Отецъ думаетъ надъ планомъ, свѣшивается его хохолъ.

- Ну… а ты, Горка, какъ по-твоему? не нравится тебѣ, вижу… Ну..?

- Понятно, дѣло оно непривышное, а глядится, что лѣпить надо, Парменъ вѣрно сказываетъ. Стѣны въ щитахъ лѣпить, опослѣ полить чутокъ, окошечки прорѣжемъ, а тамъ и загогулины, въ отдѣлку. Балаганъ изъ тесу надъ «домомъ» надо… печки надо, морозу не допущать, чтобы ни морозу, ни тепла, карнизы-то тянуть станутъ… а то не дастъ морозъ, закалитъ.

- Такъ… - говоритъ отецъ, веселѣй, - и серчаешь, а дѣло говоришь. Значитъ, сперва снѣгъ маслить, потомъ подмораживать… пра-вильно.

- Осѣни-ли!.. Го-споди… осѣнили!.. - кричитъ Василь-Василичъ. - Я теперь…

- Денисъ просится, доложиться… - просовывается въ дверь Маша.

- Ты тутъ еще, съ Денисомъ… пошла! - машетъ на нее Горкинъ.

- Да по ледяному дѣлу, говоритъ. Очень требуетъ, съ Андрюшкой они...

- Зови… - приказываетъ отецъ.

Денисъ-солдатъ – прокуратъ на всѣ руки. Андрюшка, крестникъ Горкина, лѣтомъ сѣнь какую для Царицы Небесной сдѣлалъ и «голубка» изъ лучинокъ – Святаго Духа, съ сiянiемъ, – всѣмъ на радость. Входитъ высокiй Денисъ, въ бѣломъ полушубкѣ и въ бѣлыхъ валенкахъ, серьга въ ухѣ, усы закручены, глазъ веселый, – совсѣмъ женихъ. За нимъ шустрый, отрепанный Андрюшка. Горкинъ говоритъ про него – «золотыя руки», зоветъ – Ондрейка и ласково – «мошенникъ». За виски иной разъ поучитъ: не учись пьянствовать. Денисъ говоритъ, что дознались они съ Андрюшкой, въ три недѣли «ледяной домъ» спроворять, какой угодно, и загогулины, и даже рѣшетки могутъ, чисто изъ хрусталя. Отецъ смотритъ, не пьяны ли. Нѣтъ, Денисъ стоитъ твердо на ногахъ, у Андрюшки блестятъ глаза.

- Ври дальше…

- Зачѣмъ врать, можете поглядѣть. Докладывай, Андрюшка, ты первый все.

Андрюшка ухмыляется. Язык у него – язва, Горкинъ говоритъ, дерзкiй очень: его на томъ свѣтѣ его обязательно за языкъ повѣсятъ. Но тутъ онъ много не говоритъ.

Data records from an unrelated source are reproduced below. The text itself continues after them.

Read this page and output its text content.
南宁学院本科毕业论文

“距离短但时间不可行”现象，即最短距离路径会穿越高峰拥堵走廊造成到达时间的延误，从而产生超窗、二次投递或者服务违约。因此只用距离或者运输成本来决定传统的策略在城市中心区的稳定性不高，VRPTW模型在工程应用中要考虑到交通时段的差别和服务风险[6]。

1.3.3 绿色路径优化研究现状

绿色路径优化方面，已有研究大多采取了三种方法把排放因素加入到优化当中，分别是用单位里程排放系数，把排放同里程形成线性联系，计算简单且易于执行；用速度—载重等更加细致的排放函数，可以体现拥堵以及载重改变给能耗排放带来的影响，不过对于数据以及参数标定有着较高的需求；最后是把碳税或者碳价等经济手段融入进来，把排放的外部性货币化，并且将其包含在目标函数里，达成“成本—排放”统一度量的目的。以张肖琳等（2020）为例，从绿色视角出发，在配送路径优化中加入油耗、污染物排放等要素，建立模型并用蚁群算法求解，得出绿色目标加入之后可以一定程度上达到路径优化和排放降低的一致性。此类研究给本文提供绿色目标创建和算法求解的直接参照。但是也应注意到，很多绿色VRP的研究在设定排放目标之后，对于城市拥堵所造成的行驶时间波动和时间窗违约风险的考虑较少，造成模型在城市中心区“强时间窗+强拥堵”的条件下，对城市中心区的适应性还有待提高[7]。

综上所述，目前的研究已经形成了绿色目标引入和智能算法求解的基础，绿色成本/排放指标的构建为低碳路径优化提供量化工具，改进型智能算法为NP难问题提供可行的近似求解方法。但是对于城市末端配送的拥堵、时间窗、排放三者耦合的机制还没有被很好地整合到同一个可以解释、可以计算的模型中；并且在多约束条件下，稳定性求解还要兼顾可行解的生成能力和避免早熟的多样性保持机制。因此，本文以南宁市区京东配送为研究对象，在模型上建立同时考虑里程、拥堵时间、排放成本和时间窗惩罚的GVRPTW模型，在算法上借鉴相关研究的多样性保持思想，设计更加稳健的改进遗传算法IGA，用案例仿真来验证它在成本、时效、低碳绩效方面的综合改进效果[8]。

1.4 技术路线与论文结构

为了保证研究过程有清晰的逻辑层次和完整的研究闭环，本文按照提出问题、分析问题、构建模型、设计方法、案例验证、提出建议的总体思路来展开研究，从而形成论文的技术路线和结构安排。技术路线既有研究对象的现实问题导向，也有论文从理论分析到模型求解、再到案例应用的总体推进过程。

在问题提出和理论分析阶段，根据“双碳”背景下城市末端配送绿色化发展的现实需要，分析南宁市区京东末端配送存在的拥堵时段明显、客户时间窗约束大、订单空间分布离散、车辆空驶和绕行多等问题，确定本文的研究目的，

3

- Плевое дѣло балясины эти, столбы-винты… Можете глядѣть, какъ Бушуя обработали, водой залили, – сталъ ледяной «Бушуй»!

- Какъ Бушуя обработали? - вскрикиваютъ и отецъ, и Горкинъ, - живого Бушуя, залили!.. Язва ты, озорникъ!.. - а я вспоминаю про хохла.

- Да что вы-съ, - ухмыляется Денисъ, - изъ снѣгу слѣпилъ, на-глазъ прикидывали, водичкой подмаслили.

- Держкiй чтобъ снѣгъ былъ какъ въ ростепель, говоритъ Андрюшка. - Что похитрѣй  – мы съ Денисомъ, а карнизы тянуть – штукатуровъ. Я въ деревнѣ и пѣтуховъ лѣпилъ, а не то что… - сплевываетъ онъ на паркетъ, - только съ печкой, подъ балаганомъ надо …

- Въ одно слово съ Михалъ Пан… - встрѣвается Василь-Василичъ.

- …мороза не впущать. Гдѣ терпугомъ, гдѣ правилкой, водичкой подмасливать… а къ ночи морозъ впущать. Да вы извольте «Бушуя» поглядѣть…

Идемъ съ фонаремъ на дворъ. Въ холодной прачешной сидитъ на полу… «Бушуй»!.. - «Ж-живой! су-кины коты… чуть не лаетъ!» - вскрикиваетъ Василь-Василичъ. Совсѣмъ Бушуй, лохматый, и на глазахъ мохры, и будто смотрятъ глаза, блестятъ.

Впервые тогда явилось передо мною  чудо. Потомъ – я позналъ его.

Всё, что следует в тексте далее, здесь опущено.